REPUBLIKA.CO.ID, JAKARTA — Perhimpunan Orang Tua Penderita Thalassaemia Indonesia (POPTI) menyebut ciri-ciri kelainan darah itu mirip gejala anemia. Pengidap talasemia juga merasakan letih, lesu, dan lemas.
"Kalau anak pucat, cari pencetus anemianya karena apa,” kata salah petinggi POPTI Puspasari dalam talk show and screening talasemia di Kantor Wali Kota Jakarta Timur, Ahad (27/10).
Puspasari menjelaskan, talasemia bukan suatu penyakit, melainkan kelainan genetika yang menurun dari orang tua yang sama-sama pembawa sifat talasemia.
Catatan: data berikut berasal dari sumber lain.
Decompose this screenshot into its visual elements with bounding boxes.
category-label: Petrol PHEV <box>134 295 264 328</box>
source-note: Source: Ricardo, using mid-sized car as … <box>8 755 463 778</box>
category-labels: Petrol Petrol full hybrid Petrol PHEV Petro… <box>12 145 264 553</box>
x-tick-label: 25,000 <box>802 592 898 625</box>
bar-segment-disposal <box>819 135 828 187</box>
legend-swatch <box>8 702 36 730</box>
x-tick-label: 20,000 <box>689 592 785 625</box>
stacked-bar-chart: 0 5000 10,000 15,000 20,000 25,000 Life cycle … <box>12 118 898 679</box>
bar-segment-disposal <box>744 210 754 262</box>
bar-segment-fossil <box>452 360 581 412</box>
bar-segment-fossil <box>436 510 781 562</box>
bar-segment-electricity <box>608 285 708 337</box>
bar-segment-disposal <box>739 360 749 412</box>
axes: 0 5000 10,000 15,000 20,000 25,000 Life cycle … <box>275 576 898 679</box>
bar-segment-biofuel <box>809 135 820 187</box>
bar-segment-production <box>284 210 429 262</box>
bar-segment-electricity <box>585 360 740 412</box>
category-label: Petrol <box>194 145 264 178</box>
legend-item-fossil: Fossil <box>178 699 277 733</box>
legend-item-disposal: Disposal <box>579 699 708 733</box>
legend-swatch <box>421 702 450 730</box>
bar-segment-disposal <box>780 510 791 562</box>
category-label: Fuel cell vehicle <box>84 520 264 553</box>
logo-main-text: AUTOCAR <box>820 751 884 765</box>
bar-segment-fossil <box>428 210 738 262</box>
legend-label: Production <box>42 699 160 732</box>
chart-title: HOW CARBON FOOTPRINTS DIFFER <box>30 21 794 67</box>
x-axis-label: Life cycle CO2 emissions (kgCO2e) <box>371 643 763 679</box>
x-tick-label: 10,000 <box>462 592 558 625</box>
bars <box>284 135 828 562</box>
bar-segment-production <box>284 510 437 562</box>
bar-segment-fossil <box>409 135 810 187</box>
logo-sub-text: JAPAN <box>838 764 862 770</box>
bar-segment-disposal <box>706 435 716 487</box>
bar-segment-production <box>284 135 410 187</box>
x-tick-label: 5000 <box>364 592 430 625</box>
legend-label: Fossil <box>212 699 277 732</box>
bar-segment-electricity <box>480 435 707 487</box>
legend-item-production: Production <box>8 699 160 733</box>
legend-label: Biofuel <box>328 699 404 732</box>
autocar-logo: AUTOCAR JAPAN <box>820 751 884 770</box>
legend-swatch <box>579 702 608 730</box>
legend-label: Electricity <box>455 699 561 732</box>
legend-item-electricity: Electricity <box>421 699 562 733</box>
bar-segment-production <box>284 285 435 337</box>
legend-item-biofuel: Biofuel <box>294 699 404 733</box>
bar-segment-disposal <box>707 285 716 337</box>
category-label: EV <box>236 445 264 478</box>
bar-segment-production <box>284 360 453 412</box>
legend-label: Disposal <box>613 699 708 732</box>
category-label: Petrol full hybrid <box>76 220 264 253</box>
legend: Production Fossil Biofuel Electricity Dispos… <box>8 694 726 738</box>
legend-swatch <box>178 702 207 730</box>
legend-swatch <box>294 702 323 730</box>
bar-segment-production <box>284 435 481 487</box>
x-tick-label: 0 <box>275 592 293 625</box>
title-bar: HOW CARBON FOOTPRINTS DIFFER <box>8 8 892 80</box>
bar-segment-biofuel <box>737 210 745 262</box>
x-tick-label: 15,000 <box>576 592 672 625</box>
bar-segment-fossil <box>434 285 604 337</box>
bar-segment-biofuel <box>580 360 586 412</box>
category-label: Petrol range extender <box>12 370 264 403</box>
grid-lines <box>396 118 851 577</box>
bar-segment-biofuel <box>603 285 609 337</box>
Talasemia merupakan kelainan darah di mana usia darah lebih singkat daripada yang normal. Darah normal berusia 120 hari baru pecah, sementara sel darah merah pengidap talasemia usianya hanya sampai dua hingga tiga pekan.
Kelaianan darah tersebut bisa mulai diketahui mulai dari janin. Syaratnya, calon orang tua mengetahui mereka membawa sifat talasemia. Jika ada gen talasemia, maka wajib memeriksakan diri.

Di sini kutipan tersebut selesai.